A judge ruled in Aurion’s favor on Jan. 27, 2025.
Alcon said it would appeal.
Aurion filed SEC paperwork ahead of the judge’s decision, on Jan. 24, 2025, to launch the IPO for a reported $100 million.
The Deerfield lawsuit claims that Aurion planned to price the IPO on Feb. 14 but delayed it until the Delaware Supreme Court could rule on Alcon’s appeal.
Still, Feb. 14 became a pivotal day in the escalating battle.
Prior to Feb. 14, Alcon held 40.5 percent of Aurion’s outstanding stock, according to Deerfield’s lawsuit.
The lawsuit claims the following:
—Alcon on Feb. 14 entered into a stock purchase agreement to acquire Petrichor’s shares of Aurion, which would result in Alcon holding 54 percent of the outstanding shares and give Alcon majority ownership of Aurion. Also, Alcon would assume the Series B director seat on Aurion’s board held by Petrichor.
—The transaction was subject to a 30-day initial waiting period under the HSR Act and not closed as of the time of subsequent actions by Alcon.
—On the evening of Feb. 14, the executive chair of Aurion’s board, Thomas Frinzi, unexpectedly announced his resignation by email without providing a reason. Frinzi has a close relationship with Alcon’s CEO.
—Frinzi’s resignation left the board, which previously had seven members, with only six.
—Minutes after the resignation, Alcon and Petrichor sent by email a written consent to replace the Series B director with an Alcon designee, resulting in a board split three to three between Alcon and non-Alcon designees. Given Alcon’s opposition to the IPO, the result in all likelihood would be deadlock, the suit claims.
Aurion had planned to use the proceeds to help fund clinical development of its next-generation cell therapy, AURN001, which has completed a Phase I/II clinical trial for the treatment of corneal edema secondary to corneal endothelial dysfunction.
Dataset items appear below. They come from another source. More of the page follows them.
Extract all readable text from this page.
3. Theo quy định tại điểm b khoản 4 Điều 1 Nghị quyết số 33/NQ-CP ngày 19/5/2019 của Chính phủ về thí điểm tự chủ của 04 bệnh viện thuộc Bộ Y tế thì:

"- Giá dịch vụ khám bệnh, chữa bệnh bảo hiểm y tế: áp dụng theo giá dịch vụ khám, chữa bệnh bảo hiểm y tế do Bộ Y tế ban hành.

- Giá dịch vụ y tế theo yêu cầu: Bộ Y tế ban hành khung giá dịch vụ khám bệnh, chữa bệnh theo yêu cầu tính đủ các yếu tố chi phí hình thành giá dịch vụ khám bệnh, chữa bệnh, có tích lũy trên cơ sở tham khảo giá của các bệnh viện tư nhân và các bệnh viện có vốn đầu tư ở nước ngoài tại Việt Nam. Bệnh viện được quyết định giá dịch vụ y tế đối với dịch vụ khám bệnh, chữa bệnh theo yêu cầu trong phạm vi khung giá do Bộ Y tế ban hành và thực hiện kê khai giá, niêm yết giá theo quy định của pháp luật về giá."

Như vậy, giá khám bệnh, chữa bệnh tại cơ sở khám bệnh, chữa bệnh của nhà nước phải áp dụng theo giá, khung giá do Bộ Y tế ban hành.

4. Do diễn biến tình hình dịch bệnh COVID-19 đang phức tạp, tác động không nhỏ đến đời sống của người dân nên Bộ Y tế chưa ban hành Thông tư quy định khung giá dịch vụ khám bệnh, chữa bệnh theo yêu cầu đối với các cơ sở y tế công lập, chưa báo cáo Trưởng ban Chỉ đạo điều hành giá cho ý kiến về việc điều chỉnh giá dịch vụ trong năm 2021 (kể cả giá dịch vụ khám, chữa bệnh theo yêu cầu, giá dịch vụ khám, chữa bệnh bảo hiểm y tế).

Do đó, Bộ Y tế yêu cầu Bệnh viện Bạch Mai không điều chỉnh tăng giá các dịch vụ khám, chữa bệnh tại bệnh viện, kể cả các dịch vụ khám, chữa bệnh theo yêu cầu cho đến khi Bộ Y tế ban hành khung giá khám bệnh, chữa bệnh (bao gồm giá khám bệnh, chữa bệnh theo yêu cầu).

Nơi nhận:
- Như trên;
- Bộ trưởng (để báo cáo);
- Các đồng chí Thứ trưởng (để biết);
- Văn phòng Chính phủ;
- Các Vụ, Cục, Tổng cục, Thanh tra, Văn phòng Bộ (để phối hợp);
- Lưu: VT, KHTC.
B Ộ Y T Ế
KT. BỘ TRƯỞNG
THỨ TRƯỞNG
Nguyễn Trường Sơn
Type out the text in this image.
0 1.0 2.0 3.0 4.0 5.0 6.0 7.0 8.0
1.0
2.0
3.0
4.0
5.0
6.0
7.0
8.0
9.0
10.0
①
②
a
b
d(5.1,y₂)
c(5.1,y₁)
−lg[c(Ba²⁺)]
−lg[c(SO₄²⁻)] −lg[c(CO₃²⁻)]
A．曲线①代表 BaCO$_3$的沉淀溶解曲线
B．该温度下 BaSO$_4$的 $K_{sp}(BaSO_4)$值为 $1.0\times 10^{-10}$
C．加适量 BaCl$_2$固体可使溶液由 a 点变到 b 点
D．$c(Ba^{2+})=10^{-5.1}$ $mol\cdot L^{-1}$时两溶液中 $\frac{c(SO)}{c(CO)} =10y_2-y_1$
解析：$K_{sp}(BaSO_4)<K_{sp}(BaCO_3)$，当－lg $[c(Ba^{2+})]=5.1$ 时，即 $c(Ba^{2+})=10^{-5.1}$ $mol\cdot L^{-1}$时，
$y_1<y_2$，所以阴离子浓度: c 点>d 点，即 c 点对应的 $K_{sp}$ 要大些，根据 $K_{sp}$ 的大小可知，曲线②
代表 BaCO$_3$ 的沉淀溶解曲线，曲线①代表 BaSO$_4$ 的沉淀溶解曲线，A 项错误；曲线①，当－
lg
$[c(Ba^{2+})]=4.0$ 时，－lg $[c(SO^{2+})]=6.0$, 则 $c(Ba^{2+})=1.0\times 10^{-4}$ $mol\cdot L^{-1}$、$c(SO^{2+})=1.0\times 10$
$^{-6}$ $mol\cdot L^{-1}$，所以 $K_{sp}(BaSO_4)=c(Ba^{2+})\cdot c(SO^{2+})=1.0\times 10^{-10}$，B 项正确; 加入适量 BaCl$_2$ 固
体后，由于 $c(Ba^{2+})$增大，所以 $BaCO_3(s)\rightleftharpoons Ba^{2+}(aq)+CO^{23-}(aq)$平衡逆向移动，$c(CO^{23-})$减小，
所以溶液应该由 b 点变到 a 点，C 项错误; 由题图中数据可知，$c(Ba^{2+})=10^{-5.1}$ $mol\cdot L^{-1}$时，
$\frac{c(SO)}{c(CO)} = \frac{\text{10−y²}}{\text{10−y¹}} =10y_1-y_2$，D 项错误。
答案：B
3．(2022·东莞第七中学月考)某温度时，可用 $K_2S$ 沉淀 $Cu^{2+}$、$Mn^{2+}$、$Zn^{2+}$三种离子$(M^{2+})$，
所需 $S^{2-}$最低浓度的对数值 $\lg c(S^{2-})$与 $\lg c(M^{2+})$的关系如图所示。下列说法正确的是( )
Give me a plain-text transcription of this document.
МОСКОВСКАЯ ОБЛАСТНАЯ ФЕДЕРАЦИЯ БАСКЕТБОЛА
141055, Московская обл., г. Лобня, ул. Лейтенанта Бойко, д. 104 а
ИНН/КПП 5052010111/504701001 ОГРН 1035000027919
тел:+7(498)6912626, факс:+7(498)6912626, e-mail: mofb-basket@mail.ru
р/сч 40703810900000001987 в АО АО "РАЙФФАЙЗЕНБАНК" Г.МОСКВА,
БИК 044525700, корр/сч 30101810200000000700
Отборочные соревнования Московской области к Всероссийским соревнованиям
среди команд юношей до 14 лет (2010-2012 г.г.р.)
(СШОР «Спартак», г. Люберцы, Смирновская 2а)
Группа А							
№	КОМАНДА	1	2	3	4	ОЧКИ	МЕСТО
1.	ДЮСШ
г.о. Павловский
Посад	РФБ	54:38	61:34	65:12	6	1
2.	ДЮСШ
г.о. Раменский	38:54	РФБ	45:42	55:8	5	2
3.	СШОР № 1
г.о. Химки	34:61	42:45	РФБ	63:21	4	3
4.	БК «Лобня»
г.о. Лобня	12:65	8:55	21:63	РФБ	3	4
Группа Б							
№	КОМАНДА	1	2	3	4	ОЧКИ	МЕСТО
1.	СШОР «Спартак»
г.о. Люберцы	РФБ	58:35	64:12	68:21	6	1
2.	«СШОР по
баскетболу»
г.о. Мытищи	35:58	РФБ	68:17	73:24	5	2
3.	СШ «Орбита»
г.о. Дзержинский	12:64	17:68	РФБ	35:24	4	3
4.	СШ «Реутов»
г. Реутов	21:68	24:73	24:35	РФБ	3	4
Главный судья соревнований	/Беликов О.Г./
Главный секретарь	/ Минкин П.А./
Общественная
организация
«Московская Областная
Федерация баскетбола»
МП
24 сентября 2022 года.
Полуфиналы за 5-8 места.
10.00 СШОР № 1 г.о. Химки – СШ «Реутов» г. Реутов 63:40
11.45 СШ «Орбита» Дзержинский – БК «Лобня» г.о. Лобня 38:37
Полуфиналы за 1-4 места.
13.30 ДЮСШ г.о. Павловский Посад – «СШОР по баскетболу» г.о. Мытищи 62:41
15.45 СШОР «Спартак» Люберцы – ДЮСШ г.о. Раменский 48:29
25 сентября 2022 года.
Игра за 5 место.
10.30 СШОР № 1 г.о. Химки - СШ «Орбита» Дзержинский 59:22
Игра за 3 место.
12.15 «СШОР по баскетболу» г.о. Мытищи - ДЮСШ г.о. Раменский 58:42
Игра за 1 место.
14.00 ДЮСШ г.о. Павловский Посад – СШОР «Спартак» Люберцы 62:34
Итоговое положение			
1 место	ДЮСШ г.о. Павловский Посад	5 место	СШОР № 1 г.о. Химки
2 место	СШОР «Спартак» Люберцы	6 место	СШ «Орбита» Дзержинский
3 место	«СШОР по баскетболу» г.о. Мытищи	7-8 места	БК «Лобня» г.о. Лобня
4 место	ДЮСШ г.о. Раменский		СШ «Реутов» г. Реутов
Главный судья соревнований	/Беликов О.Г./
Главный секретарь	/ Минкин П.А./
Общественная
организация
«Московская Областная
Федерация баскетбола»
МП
Aurion launched its first-generation cell therapy, Vyznova (neltependocel), for the treatment of bullous keratopathy of the cornea, in Japan in September 2024.
Deerfield is seeking damages and for Alcon’s actions on Feb. 14 to be deemed invalid.
Deerfield has named as defendants the Alcon subsidiary, Alcon Research, LLC;
Frinzi; and Aurion board members Jeannette Bankes, Thomas Hudnall, and Joe Rappon, who are all Alcon employees.
News outlet Fierce Biotech reported Feb. 24 that Alcon emailed it a statement, saying: “We are aware of the suit and will be responding accordingly,” adding, “As Aurion’s largest stockholder, Alcon remains committed to the long-term interests of Aurion and its promising technology.”